WesternGeco proved that, due to the use of Ion’s system abroad, it had lost 10 specific foreign survey contracts, and Ion was found liable.  Damages of $12.5 million in royalties and $93.4 million in lost profits were awarded to WesternGeco by the District Court.  The award of damages for lost profits was reversed by the Court of Appeals for the Federal Circuit due to the foreign nature of the profits.5  In reversing the Court of Appeals, the Supreme Court cited its own opinion in RJR Nabisco, Inc. v.
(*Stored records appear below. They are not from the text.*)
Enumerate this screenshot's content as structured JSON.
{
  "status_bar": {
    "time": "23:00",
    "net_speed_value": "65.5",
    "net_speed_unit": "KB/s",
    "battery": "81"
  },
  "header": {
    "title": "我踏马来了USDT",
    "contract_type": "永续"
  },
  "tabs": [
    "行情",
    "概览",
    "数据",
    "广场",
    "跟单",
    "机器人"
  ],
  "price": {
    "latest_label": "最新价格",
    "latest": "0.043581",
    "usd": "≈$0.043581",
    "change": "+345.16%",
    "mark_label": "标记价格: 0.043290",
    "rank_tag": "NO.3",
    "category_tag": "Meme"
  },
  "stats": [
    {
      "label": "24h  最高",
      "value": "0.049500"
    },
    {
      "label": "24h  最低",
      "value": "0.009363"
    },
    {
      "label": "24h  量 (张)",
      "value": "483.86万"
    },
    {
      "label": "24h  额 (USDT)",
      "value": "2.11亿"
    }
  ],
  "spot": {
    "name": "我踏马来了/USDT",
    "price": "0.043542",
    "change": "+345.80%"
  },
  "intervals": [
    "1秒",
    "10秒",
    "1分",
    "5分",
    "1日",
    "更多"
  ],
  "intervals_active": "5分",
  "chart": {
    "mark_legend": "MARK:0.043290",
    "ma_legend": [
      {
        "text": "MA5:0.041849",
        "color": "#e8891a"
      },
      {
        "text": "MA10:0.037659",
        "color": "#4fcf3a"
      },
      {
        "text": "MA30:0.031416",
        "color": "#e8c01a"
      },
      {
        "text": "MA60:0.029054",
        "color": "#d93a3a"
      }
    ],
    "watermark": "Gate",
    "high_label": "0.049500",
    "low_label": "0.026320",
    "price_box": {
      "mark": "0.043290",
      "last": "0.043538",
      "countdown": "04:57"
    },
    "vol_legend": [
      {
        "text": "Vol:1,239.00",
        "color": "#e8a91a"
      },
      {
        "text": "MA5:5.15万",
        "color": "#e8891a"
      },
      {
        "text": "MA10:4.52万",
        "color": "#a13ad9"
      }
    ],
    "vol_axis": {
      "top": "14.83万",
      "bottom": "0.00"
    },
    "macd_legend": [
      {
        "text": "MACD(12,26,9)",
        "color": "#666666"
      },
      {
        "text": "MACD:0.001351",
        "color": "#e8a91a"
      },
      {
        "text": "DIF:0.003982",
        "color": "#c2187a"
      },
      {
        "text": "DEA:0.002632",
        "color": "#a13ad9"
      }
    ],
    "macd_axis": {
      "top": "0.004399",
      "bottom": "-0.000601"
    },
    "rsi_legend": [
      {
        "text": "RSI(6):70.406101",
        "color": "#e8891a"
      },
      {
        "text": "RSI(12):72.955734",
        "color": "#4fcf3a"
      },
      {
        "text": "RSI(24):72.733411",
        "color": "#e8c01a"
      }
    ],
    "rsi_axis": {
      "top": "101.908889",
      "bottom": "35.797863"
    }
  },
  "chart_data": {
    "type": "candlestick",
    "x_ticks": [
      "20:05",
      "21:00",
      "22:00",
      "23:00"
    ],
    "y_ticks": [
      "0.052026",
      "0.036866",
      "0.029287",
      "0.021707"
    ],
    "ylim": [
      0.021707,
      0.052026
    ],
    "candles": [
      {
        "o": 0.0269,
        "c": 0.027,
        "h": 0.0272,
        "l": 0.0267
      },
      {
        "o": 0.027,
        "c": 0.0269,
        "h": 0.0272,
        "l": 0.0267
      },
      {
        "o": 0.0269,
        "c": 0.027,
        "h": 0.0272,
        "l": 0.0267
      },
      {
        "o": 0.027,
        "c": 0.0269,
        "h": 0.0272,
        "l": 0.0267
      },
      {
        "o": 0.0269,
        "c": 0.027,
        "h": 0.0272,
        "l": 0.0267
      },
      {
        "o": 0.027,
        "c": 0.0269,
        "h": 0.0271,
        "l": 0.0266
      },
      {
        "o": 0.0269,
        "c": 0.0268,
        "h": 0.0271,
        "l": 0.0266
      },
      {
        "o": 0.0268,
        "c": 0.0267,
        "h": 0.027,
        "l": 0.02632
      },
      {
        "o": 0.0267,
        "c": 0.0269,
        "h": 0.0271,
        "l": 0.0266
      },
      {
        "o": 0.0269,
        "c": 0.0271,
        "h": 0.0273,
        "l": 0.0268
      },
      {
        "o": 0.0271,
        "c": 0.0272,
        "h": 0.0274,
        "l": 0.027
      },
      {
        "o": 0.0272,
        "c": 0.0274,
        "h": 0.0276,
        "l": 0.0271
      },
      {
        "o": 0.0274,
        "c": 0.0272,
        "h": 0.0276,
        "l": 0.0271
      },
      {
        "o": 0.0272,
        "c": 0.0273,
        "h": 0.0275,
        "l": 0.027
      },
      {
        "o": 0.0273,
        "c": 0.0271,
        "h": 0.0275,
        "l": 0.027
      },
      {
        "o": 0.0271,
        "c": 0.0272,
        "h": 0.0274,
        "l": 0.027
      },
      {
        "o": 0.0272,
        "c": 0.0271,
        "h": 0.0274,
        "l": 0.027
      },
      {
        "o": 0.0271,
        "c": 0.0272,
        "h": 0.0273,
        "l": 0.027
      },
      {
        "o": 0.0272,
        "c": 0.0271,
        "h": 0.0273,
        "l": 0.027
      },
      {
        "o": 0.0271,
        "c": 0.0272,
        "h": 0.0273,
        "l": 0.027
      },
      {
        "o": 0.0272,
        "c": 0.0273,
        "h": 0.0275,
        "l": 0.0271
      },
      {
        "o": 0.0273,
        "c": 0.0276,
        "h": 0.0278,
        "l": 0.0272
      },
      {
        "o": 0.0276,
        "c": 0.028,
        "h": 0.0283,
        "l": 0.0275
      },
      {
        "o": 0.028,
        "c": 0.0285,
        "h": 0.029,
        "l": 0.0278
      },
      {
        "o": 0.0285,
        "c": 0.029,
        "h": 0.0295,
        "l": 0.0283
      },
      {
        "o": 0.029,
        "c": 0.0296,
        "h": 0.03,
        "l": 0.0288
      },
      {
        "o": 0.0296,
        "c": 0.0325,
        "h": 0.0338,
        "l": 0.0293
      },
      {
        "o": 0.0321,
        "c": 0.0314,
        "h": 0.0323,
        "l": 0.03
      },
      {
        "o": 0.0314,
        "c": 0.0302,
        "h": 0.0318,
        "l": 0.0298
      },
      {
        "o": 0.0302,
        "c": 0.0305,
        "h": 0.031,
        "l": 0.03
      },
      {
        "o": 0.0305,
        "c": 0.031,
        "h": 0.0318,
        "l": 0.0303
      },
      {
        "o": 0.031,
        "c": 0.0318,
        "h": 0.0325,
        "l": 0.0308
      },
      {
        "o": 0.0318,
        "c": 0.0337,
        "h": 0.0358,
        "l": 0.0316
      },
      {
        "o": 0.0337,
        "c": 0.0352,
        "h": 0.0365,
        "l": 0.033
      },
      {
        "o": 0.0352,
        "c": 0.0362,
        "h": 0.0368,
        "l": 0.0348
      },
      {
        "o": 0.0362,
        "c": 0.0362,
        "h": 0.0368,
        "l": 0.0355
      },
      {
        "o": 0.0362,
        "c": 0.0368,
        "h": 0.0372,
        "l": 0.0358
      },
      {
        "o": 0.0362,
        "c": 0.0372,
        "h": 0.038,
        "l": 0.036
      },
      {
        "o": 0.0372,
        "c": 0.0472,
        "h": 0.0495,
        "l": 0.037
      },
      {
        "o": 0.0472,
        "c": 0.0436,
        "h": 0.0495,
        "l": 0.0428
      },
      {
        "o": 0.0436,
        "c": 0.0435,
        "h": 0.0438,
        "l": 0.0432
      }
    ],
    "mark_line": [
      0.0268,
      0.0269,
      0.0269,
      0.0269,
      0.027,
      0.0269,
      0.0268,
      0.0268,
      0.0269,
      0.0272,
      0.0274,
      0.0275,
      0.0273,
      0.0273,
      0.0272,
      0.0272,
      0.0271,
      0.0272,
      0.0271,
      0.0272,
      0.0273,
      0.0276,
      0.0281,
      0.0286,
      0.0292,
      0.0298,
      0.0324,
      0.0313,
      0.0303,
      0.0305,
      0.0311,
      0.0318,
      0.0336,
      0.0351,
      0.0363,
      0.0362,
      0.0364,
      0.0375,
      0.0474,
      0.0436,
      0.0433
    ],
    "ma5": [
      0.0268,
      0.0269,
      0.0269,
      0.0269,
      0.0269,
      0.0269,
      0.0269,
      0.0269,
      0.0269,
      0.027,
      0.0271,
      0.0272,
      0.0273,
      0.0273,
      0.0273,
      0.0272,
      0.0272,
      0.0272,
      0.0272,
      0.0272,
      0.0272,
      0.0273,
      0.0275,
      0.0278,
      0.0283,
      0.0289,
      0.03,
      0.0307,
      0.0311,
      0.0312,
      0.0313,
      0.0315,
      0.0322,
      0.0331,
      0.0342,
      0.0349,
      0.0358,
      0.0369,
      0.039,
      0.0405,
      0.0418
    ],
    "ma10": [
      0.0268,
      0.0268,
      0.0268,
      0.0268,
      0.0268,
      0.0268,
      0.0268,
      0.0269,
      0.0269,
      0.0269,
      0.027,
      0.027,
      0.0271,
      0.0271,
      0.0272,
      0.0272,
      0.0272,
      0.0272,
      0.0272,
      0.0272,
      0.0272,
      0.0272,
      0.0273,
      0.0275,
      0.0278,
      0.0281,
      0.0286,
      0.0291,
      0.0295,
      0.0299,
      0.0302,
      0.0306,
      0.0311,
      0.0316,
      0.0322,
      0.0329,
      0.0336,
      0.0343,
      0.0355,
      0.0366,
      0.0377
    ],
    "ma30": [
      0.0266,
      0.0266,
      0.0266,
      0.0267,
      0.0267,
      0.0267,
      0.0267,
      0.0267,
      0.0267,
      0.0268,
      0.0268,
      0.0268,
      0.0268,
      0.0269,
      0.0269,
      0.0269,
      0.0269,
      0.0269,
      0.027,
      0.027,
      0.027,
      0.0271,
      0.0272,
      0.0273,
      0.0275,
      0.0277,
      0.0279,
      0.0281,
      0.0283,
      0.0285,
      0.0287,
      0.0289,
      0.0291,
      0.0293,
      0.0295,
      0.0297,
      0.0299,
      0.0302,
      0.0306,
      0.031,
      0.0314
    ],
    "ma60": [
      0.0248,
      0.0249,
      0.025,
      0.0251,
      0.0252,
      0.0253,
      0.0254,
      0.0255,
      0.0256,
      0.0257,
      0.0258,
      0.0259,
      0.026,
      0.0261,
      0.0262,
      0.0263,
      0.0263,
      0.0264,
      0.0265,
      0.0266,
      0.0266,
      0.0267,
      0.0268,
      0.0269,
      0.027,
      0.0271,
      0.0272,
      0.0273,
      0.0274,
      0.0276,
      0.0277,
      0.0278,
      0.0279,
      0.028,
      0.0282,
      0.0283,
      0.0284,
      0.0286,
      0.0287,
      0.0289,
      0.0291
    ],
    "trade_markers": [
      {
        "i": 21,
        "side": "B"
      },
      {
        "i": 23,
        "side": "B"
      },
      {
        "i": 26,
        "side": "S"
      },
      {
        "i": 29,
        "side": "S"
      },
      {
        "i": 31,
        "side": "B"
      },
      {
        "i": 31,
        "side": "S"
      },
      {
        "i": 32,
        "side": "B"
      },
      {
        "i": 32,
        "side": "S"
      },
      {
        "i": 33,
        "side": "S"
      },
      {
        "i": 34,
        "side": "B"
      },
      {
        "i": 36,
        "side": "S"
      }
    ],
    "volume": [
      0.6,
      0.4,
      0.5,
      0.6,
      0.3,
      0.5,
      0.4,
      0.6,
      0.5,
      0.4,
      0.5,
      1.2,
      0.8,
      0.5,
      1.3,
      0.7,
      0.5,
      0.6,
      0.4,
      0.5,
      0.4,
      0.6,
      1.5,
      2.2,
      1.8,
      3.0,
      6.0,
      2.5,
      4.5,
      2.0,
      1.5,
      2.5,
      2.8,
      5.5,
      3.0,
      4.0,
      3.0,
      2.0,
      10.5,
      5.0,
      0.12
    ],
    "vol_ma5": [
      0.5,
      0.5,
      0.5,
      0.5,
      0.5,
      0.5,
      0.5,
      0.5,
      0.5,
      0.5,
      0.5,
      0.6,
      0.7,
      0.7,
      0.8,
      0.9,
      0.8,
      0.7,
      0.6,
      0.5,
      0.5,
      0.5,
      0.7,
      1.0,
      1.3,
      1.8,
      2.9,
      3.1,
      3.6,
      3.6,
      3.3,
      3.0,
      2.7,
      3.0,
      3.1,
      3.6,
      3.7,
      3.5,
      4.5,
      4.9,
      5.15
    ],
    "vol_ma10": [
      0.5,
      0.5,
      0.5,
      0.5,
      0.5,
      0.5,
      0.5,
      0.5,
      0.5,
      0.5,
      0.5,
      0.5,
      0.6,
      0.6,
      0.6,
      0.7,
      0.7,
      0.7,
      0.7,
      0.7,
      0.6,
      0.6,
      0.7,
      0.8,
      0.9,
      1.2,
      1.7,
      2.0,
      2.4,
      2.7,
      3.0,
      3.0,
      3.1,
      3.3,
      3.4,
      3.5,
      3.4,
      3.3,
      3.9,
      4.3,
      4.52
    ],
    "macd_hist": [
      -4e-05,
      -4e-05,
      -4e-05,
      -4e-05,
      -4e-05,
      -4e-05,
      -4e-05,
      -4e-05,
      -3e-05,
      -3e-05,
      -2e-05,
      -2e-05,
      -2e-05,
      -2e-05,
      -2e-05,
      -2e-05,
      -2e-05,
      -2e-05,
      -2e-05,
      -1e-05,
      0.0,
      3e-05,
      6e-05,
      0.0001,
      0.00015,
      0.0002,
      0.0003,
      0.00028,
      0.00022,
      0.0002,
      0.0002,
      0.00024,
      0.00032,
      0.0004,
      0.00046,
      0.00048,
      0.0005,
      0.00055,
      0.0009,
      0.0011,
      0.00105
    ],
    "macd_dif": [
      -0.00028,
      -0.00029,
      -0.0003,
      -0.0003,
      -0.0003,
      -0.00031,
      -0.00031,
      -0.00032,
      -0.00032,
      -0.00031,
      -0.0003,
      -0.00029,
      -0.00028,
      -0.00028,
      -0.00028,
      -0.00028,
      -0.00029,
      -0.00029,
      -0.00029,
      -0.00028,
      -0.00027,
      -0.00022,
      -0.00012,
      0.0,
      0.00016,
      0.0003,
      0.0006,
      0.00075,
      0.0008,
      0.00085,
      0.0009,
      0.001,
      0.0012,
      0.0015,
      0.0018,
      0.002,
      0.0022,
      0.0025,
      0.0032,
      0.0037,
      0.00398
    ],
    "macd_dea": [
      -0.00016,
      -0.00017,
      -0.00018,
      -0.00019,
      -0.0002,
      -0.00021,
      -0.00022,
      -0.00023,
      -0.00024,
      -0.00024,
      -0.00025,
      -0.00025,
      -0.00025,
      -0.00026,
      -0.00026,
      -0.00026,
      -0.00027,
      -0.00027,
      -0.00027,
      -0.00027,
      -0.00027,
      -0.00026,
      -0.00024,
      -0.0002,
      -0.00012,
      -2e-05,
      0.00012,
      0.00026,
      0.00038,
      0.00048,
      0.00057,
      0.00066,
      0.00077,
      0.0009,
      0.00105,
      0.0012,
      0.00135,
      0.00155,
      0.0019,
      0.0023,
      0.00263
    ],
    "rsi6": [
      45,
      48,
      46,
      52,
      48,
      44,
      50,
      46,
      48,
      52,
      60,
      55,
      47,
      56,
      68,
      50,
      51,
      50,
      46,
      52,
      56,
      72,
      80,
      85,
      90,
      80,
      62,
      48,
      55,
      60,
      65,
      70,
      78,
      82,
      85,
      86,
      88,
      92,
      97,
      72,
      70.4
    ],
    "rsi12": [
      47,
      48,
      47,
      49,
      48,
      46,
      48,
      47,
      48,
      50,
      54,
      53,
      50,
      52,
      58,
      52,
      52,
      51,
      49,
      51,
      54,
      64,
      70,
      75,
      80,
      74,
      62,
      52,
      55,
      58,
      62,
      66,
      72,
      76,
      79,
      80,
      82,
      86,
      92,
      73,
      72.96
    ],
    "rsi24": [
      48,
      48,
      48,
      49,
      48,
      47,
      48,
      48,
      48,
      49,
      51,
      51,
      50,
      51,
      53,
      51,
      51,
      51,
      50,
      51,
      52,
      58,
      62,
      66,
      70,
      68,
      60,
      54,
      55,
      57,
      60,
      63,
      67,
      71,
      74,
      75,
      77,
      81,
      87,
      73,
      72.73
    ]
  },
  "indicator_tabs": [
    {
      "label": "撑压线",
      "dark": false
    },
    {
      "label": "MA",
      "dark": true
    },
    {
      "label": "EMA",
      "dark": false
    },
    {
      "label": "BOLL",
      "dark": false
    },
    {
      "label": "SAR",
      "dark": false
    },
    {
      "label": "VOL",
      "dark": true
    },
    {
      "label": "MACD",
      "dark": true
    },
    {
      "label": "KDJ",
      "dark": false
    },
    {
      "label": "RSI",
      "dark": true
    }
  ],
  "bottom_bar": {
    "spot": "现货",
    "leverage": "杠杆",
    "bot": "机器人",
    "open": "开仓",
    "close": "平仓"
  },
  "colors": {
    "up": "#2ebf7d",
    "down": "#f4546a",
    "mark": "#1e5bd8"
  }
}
European Community,6 stating that “‘[i]f the conduct relevant to the statute’s focus occurred in the United States, then the case involves a permissible domestic application’ of the statute ‘even if other conduct occurred abroad.’”7  The Supreme Court concluded here that “the conduct relevant to the statutory focus in this case is domestic.”8  Specifically, the action of supplying the infringing components in or from the United States is domestic and regulated by 35 U.S. 271(f)(2).9 Domestic infringing acts are subject to damages, which may be applied under 35 U.S. §284.10  Further, under §284, “damages are ‘adequate’ to compensate for infringement when they ‘place[e] [the patent owner] in as good a position as he would have been in’ if the patent had not been infringed.”11

Key Take Aways

Use of an invention abroad where one or more infringing components is exported from the United States will not avoid foreign lost profit damage awards in a U.S. federal court.
Business owners should be wary of potential infringement of U.S. patents, even when the use of an invention takes place outside of the United States when components originate in or pass through the United States.
The Supreme Court has emphasized that U.S. legal provisions do not stop at the border when it comes to making the patent owner whole as if the infringement had not occurred.

 

[1] WesternGeco LLC v. Ion Geophysical Corp., 558 U.S. ____ (2018).

[2] Id. at 2-3.

[3] 35 U.S.C. §271(f)(1).

[4] 35 U.S.C. §271(f)(2).

[5] WesternGeco LLC v. Ion Geophysical Corp., 791 F.3d 1340,1343 (2015).

[6] RJR Nabisco, Inc. v European Community, 579 U.S. ____ (2016).

[7] 558 U.S. ____ at 6 (2018).

[8] Id.

[9] Id. at 7.

[10] Id. at 8.

[11] Id. at 9 (citing General Motors Corp. v. Devex Corp., 461 U.S. 648, 655 (1983)).